When an executive or other top employee resigns, your first instinct may be to extend a counter offer to entice them to stay. Talent searches are time-consuming and costly, and turnaround negatively affects employee morale, especially in the top tiers of company leadership. While two-thirds of executives say employees usually accept counter offers, 78 per cent of CFOs say they do not extend counter offers as a practice. Here are some of the reasons why you may want to follow suit.

Setting the right precedent

One of the top reasons companies cite for not extending counter offers is the belief that it sets a bad precedent for other employees. It may prompt others to start their own job searches in hopes of receiving a pay raise, creating a "ripple effect” that could upset the whole pay structure. Even someone who is happy in their position can become resentful if they see someone receive a pay increase after threatening to leave. To avoid this situation, companies should review compensation levels on a regular basis to ensure they’re offering competitive salaries and benefits packages. Paid holiday time, flexible work arrangements, and other perks can go a long way toward keeping employees happy. 

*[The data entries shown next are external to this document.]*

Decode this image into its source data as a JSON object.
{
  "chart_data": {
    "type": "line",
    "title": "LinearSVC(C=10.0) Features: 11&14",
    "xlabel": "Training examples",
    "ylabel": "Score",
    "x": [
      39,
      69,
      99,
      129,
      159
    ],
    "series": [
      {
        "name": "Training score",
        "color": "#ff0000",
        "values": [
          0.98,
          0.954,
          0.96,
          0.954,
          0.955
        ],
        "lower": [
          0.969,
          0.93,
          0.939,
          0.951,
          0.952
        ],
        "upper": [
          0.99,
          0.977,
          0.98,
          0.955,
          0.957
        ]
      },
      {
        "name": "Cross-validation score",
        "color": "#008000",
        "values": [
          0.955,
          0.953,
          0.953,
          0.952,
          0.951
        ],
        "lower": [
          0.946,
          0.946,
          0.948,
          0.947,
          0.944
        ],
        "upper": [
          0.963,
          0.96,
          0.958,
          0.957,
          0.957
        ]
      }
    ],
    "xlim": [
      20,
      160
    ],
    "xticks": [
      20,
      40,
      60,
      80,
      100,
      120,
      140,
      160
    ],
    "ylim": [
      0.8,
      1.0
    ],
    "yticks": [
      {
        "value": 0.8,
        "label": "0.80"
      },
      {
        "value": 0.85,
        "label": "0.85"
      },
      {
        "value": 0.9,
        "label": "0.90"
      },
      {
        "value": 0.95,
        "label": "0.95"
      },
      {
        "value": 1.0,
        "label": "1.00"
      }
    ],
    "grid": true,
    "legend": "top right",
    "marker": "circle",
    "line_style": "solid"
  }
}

Effective retention strategy or short-term gain?

More often than not, an employee who accepts a counter offer is back on the job market soon afterwards anyway. According to a study out of the UK, 60 per cent of those who accept counter offers are back on the job market within 6 months. A salary increase can’t always make up for their original reasons for leaving, provided those reasons were not solely related to compensation. If they are no longer feeling challenged in the position or they feel they’re not a good fit for the overall company culture, additional pay is unlikely to make them happy enough to stay. However, you might decide that you want to keep this employee until you are able to find a replacement - in that case, it could be worth it to reach a mutual, short-term agreement with the employee. This could also be a great opportunity to talk to the employee about what could be done differently on the company’s part. Then, work toward creating a culture where employees can bring forth these concerns before they think about leaving.  

Asking the wrong question?

Perhaps the question of counter offers is not the one we should be asking. Waiting until a top employee leaves to consider retention strategies is not ideal. So how can companies keep their top talent happy? Research shows that executives in particular stay longest with companies that provide growth opportunities. Even if they’ve already advanced to the top ranks of leadership, employees want to feel like they’re learning new skills and forming new relationships. Keeping employees engaged and compensating them fairly can help prevent the need for considering a counter offer to begin with.

Regardless of whether you decide to propose a counter offer, it’s important to keep the lines of communication open with a resigning employee. Make sure to thank them for their contributions to the company and ask them if they would be willing to help out with any issues that may come up after their departure. If you decide it’s worth it to entice them to stay on a while longer, be sure to learn all you can about how the company can work to retain top performers in the future.